BARBERINO VAL D'ELSA – Parte da Barberino Val d’Elsa, comune che si fregia del marchio turistico ambientale Bandiera Arancione, l'operazione di rilancio promozionale del network delle località di eccellenza di piccole dimensioni.
Un nuovo stimolo a diffondere pregi e qualità delle 213 realtà istituzionali certificate in tutta Italia, individuate e riconosciute secondo criteri selettivi, di cui una quarantina in Toscana.
E’ stato il Comune di Barberino ad accogliere il raduno nazionale e regionale dell’associazione che si è posta l’obiettivo di potenziare e accrescere le azioni e gli obiettivi di valorizzazione in accordo con i comuni che ne fanno parte.
Al summit dei consigli direttivi e delle assemblee, che sabato 28 novembre per l’intera giornata si sono tenuti tra la sala consiliare del palazzo comunale e l’Osservatorio polifunzionale del Chianti, i quaranta comuni partecipanti si sono confrontati sulla concertazione delle nuove linee strategiche che puntano allo sviluppo e alla promozione turistica delle potenzialità del patrimonio dell'entroterra.
Al tavolo di confronto, presieduto dal sindaco Giacomo Trentanovi, sono emersi dati significativi relativi allo stato di salute dell’andamento turistico toscano.
Nel 2014 a Barberino Val d’Elsa, comune di 4.000 abitanti sono circolati circa 150mila visitatori e nel Chianti, sempre relativamente all’anno passato, il flusso si è aggirato intorno ad un milione di presenze.
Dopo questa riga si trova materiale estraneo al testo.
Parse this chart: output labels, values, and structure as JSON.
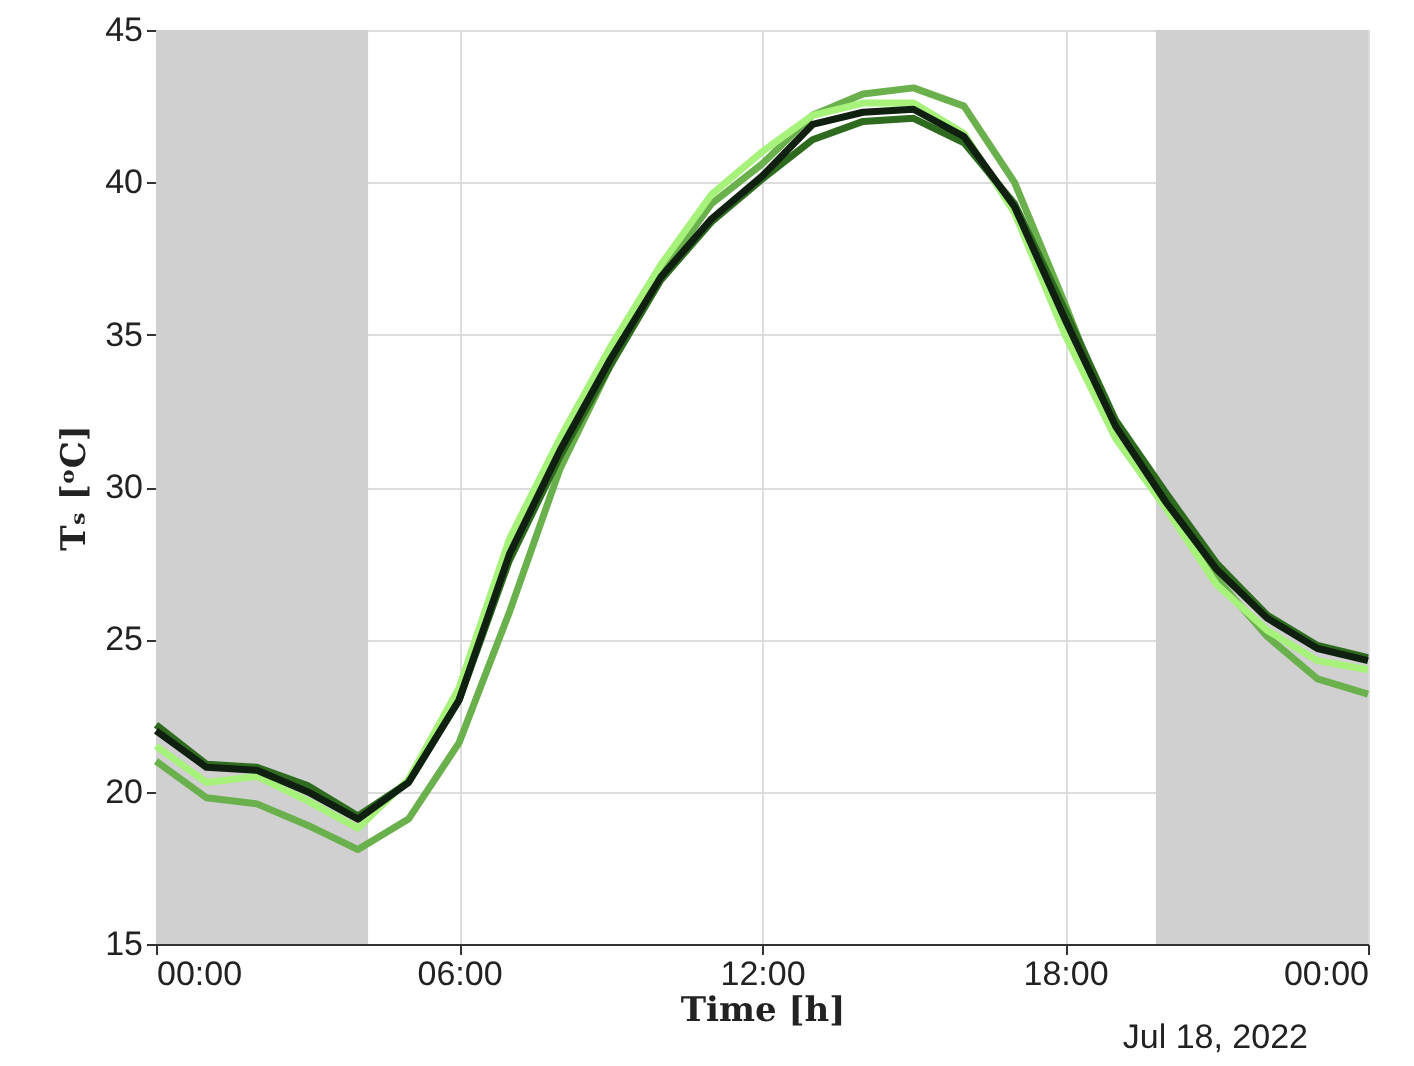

E’ il dato che ha fornito l’assessore regionale al turismo Stefano Ciuoffo, presente all’iniziativa.
“Il quadro è positivo – ha detto – lo attestano i numeri, dobbiamo tuttavia promuovere un cambio di passo ed essere in grado di trasformare un asse centrale della nostra economia, il turismo, in ricchezza, reddito, competitività ad alti livelli. In questo senso Bandiera arancione è uno strumento che ci aiuta a valorizzare il territorio partendo da concetti che stanno a cuore a Regione Toscana: offerta turistica di eccellenza e accoglienza di qualità".
Del valore della rete è convinto anche il sindaco Trentanovi. “Il nostro patrimonio – ha dichiarato – è un investimento per il futuro, i piccoli grandi tesori del patrimonio culturale che si fregiano del marchio di qualità rilasciato dal Touring Club Italiano hanno bisogno di fare rete, condividere risorse e idee, superare i confini territoriali e le logiche campanilistiche, per valorizzare al meglio il network".
"Crediamo – ha sottolineato il primo cittadino barberinese – che il turismo sia industria, prospettiva economica, occupazione, posti letto, prodotti tipici, enogastronomia, un’opportunità dalle mille sfumature da cogliere e valorizzare. Il nostro territorio vuole proporre un modello di accoglienza che non sia legato solo al turismo di conoscenza ma alla complessità delle esperienze che attraggono i turisti, prevalentemente stranieri ed in particolar modo provenienti dal nord Europa, che scelgono il Chianti come loro meta perchè possono fare delle cose, essere turisti artefici della propria vacanza, se ci crediamo dobbiamo investire, uno strumento di cui disponiamo per migliorare e promuovere l'attività di promozione turistica è ad esempio l'imposta di soggiorno”.
Al tavolo erano presenti anche Paolo Bongini, dirigente regionale del settore Turismo, Fulvio Gazzola, presidente dell’Associazione Paesi Bandiera Arancione, Isabella Andrighetti, rappresentante del Touring Club Italiano.
I partecipanti hanno potuto visitare il territorio con un tour speciale che ha permesso loro di conoscere alcune delle risorse culturali più prestigiose di Barberino come la Cappella di San Michele Arcangelo a Semifonte, il borgo di Petrognano, Sant'Appiano, il centro storico del borgo barberinese e l’Osservatorio polifunzionale del Chianti.